Celebrating a friend’s birthday a couple of weeks ago she mentioned that she preferred a certain location for getting her fountain drinks, “because they have cubed ice.”
One of the women in our group who only heard the periphery of that discussion replied, “they have cute guys?”
“Yeah,” says my friend, assuming she’d been heard correctly. “That keeps things cold longer.”
“How do cute guys keep things cold?” the out of hearing range friend replied.
“Cute guys? What the heck are you talking about? I said CUBED ICE!!”
“Phew! I’m glad that’s what you meant. You’re a married woman, you shouldn’t be checking out cute guys! Everyone laughed. “I like Sonic Ice,” the woman with questionable hearing added as an afterthought.
And so began a discussion about the best kind of ice, which is not a rare thing in these parts, any time of the year.
Obsess about your ice much? Arizonans surely make a hobby of it. I suppose anyone would who endures endless hundred-plus days and nights. Driving down the road with the windows down because the air conditioner has thrown up the white flag again makes ice a thing to be fantasized about to excess.
Crushed, cubed, full cubed, half cubed, round, tube, air blown, pearl, fluffy, clear, half-moon, flat, flavored, flake, Sonic, Hawaiian and shaved. One of the latest I heard of? Ice shots, a piece of ice in exactly the same shape and size as a shot glass. Drinkable, disposable, cheaper than glass. What a concept. Not sure it’ll fly here in the desert.
A key criteria for MSH in picking out a home to live is whether or not the refrigerator has an automatic ice maker. Seriously, I know! This is a man who wants some water with his ice. No sappy blue plastic ice trays for him. No aggravation from someone leaving two ice cubes in the tray and not refilling them. If you think water takes forever to boil when it’s being watched, you should try waiting for ice to freeze.
Ice is important in these here parts of the southwest deserts. Don’t be disrespecting someone’s ice of choice. You’d better be ready to defend your snide remarks or your backside if you do fall into such a miscalculation.
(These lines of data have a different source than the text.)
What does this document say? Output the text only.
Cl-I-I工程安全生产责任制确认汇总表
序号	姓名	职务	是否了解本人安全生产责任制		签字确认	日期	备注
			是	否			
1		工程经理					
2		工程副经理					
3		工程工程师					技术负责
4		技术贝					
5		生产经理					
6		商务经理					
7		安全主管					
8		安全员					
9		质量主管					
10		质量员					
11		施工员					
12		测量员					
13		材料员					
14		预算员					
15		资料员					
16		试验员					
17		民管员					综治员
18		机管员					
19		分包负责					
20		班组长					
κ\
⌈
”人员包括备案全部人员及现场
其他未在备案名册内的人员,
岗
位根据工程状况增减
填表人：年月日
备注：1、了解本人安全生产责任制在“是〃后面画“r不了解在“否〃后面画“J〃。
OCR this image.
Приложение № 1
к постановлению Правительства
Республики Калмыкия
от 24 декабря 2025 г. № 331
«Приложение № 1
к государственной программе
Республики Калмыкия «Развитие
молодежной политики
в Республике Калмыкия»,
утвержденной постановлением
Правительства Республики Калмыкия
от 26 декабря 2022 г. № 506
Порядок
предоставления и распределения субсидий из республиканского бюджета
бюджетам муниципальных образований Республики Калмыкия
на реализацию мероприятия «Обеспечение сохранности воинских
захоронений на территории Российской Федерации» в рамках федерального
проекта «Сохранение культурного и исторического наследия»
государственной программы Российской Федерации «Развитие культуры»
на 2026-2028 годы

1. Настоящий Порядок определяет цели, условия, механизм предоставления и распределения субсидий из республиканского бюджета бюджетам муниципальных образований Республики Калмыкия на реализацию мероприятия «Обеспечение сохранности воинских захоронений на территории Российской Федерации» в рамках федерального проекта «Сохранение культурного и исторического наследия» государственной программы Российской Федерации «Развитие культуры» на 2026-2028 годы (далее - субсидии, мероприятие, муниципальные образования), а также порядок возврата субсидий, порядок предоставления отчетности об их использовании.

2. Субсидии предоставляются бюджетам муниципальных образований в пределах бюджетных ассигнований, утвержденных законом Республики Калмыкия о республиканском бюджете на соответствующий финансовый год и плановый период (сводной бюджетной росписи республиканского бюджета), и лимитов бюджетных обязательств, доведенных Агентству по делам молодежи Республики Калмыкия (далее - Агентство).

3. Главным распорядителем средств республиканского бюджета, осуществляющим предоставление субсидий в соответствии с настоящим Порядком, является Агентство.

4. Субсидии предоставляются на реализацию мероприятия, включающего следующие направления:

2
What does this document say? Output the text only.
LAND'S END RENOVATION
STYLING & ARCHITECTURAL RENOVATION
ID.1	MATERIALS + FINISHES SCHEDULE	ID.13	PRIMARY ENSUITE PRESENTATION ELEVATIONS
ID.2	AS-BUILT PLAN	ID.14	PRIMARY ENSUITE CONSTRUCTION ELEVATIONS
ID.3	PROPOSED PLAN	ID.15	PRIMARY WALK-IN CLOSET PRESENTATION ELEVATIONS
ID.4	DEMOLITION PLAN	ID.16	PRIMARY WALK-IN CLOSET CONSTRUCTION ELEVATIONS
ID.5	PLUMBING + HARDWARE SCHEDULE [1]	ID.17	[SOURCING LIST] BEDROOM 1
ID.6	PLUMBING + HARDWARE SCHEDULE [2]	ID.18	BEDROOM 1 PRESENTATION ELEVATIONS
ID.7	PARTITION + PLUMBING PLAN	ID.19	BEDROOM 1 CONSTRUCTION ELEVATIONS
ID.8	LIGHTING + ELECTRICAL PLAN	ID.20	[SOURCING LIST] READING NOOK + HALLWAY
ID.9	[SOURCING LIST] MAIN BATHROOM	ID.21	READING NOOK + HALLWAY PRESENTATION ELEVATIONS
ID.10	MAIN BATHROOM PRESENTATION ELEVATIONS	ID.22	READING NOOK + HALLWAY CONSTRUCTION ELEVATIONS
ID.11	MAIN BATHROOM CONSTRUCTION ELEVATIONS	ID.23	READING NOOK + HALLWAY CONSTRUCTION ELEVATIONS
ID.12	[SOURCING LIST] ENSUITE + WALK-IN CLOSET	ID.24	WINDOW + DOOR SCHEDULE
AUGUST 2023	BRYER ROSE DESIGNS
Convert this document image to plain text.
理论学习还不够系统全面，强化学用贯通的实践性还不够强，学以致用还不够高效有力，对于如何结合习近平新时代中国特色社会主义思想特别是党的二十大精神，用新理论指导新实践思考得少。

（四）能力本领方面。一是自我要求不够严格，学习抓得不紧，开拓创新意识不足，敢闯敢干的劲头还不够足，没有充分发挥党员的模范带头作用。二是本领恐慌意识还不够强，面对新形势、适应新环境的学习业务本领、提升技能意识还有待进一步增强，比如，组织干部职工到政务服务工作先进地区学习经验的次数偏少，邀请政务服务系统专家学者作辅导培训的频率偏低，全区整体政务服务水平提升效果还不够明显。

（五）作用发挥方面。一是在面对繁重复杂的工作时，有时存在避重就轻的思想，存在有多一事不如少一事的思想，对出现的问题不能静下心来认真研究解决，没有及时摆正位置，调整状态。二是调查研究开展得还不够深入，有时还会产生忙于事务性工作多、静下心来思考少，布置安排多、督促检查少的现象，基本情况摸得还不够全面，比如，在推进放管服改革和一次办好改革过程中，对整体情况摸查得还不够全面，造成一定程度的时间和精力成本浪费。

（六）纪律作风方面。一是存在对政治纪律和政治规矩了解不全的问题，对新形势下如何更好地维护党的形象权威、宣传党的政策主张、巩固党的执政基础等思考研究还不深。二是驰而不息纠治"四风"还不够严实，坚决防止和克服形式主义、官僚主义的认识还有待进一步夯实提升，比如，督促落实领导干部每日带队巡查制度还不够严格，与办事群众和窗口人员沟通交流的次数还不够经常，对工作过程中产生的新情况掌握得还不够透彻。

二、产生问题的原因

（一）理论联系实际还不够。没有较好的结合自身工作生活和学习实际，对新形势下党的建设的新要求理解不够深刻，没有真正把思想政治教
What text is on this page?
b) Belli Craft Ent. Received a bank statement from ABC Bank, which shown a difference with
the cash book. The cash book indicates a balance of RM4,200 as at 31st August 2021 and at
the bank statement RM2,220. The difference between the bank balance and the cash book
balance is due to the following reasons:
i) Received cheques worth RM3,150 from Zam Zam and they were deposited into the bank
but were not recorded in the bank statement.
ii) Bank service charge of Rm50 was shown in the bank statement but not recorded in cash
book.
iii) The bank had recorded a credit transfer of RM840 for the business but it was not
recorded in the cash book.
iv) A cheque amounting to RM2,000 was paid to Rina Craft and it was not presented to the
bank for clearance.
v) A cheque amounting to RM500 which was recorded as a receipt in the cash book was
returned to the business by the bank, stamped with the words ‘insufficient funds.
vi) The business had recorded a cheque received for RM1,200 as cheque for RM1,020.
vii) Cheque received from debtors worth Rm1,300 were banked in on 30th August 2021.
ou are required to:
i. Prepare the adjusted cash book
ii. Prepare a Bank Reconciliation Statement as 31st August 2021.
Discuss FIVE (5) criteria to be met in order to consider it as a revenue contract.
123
Different ice serves different purposes. Do you want the drink to stay cold a long time without watering things down? Larger cubes are your answer. Or do you prefer to get through the drink so you can crunch your ice? Pearl or tubes might be your ice of choice in that case. Maybe you simply want the stuff in the ice chest to make it to the picnic and back without become so much flotsam in a sloshing square pail of lukewarm salmonella. Better go with a block for that one.
Is there a difference between a snow cone and a shaved ice besides the shape of the container it’s in? Apparently, Yes! Made by crushing ice, a snow cone tends to let the flavors filter through to the bottom of the cup or cone very quickly. Shaved ice scraped from a block of ice provides a softer surface for the flavors to adhere to. Add some cream on top of either and you’ve got gourmet flavor.
Personally, I find tube ice an entertainment as well as a cooling luxury. Have you ever tried to keep a tube-shaped piece of ice tube-shaped as it melts? Not an easy feat. Getting it to slip on to your tongue like a little ice sleeve is an odd sensation.
I couldn’t tell you where to buy that kind of ice around here though. I should work on that. Right after I figure out how to time my driving between stop lights so I can keep a nice hot breeze blowing through the car instead of having to stop at each one and cook while waiting.
When I do get stuck at a stoplight, windows down, diesel wafting through the interior, heat from the pavement creating mirages of sweating glasses of diet cherry cokes, I tend to imagine myself sitting in one of those ice castles you see in the winter time in some exotic location like Siberia. Ah, that’s the life. Forget drinks on ice. Put me on ice! Temporarily, anyway.